Roots & Wings—Pt 4: “Brothers and Sisters”

He is four years older than she and has always been her best friend, playmate, confidante, guide, and protector.  They could only be closer if they were twins, but it doesn’t matter.  Through sibling spats, adolescence, dating, and many short separations, they have remained constant in their devotion and friendship.  She thought he was just short of Superman on the football field.  His girlfriends suffered from her candid insights into their shortcomings or, rarely, gained an ally.  She thought she’d never get a date because his friends wouldn’t ask his little sister to go out with them.  Others were afraid of his retribution.  One or two passed the “test” only to pale in comparison to her hero.  Their parents knew they could trust both of their children to support one another and do the right thing.

When he left for college, she cried for a week, and he felt lost in a strange place without her enthusiasm.  Phone calls, emails, facetime, texts…it all helped a little.  Nothing could take the place of late night heart-to-heart chats on life in general just sitting on the roof above their bedrooms or on the front steps.  Semester break his freshman year took forever to arrive.  She watched anxiously out the front window for his car to appear over the top of the hill at the end of the block, and she ran to meet him in the driveway.

A trip to the mall for some Christmas shopping and a movie was the agenda for the next day.  They had lots of catching up to do despite their cyberspace communications.  Three hours of chatting, window shopping, a stop for coffee, and final purchases of gifts for their parents and friends and one another resulted in several bags for both of them to carry back to their car before the movie.  Their spirits grew even more festive with the new snow that was falling to give the parking lot a clean covering and loudspeakers outside the stores playing songs of peace and joy.

As he fumbled for his keys, he heard her shocked exclamation and turned to find himself looking at a young man in a ski mask who was holding a very large gun pointed at his precious sister.  The assailant couldn’t have been any older than she from the style of his clothes, his shaking hands, and the pitch of his voice when he told her brother to hand over the keys and all of his money.

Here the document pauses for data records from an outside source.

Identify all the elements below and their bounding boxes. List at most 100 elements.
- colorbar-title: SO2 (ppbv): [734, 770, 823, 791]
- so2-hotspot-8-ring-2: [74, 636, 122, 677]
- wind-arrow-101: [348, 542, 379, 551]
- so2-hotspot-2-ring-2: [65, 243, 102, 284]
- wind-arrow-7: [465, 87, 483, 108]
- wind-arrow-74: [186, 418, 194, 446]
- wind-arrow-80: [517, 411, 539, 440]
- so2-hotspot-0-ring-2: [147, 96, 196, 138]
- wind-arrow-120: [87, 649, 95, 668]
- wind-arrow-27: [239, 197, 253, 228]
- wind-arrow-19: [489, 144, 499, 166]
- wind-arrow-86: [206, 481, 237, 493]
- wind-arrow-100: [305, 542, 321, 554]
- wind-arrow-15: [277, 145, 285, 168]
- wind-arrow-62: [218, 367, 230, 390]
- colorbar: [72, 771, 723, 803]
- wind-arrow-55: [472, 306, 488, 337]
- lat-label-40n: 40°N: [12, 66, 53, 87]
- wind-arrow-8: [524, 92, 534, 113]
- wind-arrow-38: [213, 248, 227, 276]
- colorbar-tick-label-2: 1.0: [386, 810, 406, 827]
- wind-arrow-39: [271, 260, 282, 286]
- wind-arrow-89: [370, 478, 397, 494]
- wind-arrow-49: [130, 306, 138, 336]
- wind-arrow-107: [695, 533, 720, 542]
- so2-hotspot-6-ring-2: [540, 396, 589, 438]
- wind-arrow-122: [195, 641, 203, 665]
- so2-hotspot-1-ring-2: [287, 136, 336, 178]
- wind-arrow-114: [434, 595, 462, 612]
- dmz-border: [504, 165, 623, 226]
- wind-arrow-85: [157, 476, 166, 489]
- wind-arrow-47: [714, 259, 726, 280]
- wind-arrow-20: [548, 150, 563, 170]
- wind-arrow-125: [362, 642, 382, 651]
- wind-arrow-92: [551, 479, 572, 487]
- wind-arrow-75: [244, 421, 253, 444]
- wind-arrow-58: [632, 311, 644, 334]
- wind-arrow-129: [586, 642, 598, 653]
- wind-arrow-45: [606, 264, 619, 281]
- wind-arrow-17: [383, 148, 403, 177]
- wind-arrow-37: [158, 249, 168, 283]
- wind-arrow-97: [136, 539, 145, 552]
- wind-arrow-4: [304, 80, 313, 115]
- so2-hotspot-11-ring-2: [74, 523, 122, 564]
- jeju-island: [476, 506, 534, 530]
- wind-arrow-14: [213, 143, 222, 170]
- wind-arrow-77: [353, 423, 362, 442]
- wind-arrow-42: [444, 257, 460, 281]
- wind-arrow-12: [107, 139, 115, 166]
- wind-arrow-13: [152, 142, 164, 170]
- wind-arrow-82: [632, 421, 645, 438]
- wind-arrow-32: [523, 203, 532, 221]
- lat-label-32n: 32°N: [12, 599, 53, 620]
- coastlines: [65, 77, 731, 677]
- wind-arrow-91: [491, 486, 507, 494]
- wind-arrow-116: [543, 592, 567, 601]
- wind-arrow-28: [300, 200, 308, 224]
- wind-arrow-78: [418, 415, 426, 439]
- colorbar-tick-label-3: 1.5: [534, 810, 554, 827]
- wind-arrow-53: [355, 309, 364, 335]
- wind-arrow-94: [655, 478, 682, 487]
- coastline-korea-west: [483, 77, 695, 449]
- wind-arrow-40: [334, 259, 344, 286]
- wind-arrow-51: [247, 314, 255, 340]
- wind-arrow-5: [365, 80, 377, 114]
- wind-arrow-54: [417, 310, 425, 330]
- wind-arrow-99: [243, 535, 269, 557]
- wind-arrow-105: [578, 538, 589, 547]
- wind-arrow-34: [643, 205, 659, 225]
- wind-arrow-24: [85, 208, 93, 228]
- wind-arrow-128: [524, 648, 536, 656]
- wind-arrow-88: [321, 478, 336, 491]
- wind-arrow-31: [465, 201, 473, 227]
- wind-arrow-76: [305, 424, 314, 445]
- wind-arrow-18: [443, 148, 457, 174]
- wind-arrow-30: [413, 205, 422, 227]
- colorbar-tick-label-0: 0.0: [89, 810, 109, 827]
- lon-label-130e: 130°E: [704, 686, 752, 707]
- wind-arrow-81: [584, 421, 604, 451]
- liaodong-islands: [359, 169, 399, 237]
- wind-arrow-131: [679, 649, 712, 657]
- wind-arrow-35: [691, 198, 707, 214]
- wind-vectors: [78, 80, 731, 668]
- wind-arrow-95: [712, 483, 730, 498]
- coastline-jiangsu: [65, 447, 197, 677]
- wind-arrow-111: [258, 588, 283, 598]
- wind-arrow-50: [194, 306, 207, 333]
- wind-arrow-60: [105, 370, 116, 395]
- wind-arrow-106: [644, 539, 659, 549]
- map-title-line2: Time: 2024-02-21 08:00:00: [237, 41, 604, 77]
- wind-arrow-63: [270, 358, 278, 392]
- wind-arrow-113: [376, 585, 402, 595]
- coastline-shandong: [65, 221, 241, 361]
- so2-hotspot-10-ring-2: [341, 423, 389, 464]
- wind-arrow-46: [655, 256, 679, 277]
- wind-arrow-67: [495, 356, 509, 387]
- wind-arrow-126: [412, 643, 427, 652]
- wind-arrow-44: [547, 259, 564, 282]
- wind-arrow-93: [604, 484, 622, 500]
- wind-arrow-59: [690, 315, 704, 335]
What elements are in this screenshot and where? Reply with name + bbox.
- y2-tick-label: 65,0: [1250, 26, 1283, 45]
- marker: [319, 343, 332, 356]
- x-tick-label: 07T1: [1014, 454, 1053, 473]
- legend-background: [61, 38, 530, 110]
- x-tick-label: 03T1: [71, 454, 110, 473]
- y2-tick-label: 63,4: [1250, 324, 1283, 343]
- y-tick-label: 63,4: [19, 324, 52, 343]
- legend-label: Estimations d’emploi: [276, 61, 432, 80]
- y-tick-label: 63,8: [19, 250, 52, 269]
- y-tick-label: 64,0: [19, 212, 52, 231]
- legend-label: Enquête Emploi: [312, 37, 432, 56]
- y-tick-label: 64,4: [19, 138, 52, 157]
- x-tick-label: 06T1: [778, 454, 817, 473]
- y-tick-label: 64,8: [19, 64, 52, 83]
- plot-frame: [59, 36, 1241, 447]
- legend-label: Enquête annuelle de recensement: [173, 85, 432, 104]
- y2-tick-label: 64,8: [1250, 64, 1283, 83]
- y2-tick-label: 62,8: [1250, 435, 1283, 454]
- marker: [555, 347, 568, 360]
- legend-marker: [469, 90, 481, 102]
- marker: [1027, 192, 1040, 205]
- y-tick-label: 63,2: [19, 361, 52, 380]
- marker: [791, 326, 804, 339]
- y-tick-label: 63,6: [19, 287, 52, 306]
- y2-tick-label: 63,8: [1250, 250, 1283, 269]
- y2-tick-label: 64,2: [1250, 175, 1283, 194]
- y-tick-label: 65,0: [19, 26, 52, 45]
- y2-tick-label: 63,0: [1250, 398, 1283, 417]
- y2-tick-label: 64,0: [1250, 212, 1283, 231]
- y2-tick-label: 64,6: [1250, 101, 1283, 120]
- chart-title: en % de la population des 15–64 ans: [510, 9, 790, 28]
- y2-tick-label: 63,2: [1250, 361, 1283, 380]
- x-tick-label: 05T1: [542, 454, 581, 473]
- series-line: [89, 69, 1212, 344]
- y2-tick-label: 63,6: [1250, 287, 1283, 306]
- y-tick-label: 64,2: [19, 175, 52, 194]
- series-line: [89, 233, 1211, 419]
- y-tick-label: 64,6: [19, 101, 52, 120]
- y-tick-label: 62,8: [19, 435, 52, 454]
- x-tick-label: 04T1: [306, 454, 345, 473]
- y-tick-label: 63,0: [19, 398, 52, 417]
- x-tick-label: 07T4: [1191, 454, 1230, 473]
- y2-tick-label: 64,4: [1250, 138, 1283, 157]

He begged the thief not to harm his sister.  She was sobbing by then and begging him not to hurt her brother.  When she grew more hysterical, he roughly jerked her arm, gruffly telling her to be quiet.  Her brother yelled at him to stop hurting her and took a step toward the pair.

Turning anxiously toward the angry brother, he pointed the shaking gun at him and told him to get back.  She screamed when she thought her brother would be shot, and raised her hands to her mouth.  In this confusion, the gun went off.  Her brother was struck in the chest and thrown back against the car by the bullet that tore through his body.  He sagged against the car and slumped to the snowy ground that was spattered and quickly stained with his blood.

This was more than she could stand.  She lunged at the man who had just murdered her beloved brother, but, no larger than he was, he was still bigger than she.  In his panic at what had occurred, he swung the gun at her.  The hammer of the revolver struck just under her jaw, tearing a gash in her fair skin from her chin almost to her ear.  The impact knocked her to the ground next to her brother, and just before she lost consciousness, she reached out to take his hand.

The screams and the gunshot had attracted the attention of several other shoppers and an off-duty police officer who was serving as a security guard during the holiday season.  Just as the masked gunman turned to run, he was told to drop his gun and get down on the ground.  The first thing he saw was the officer’s own weapon.  Wisely he dropped his bloody gun and put up his hands on his head; then he knelt in the snow beside the unconscious young girl and her dead brother.  Already the sirens of police vehicles and an ambulance were drowning out “Silent Night” from the loudspeakers.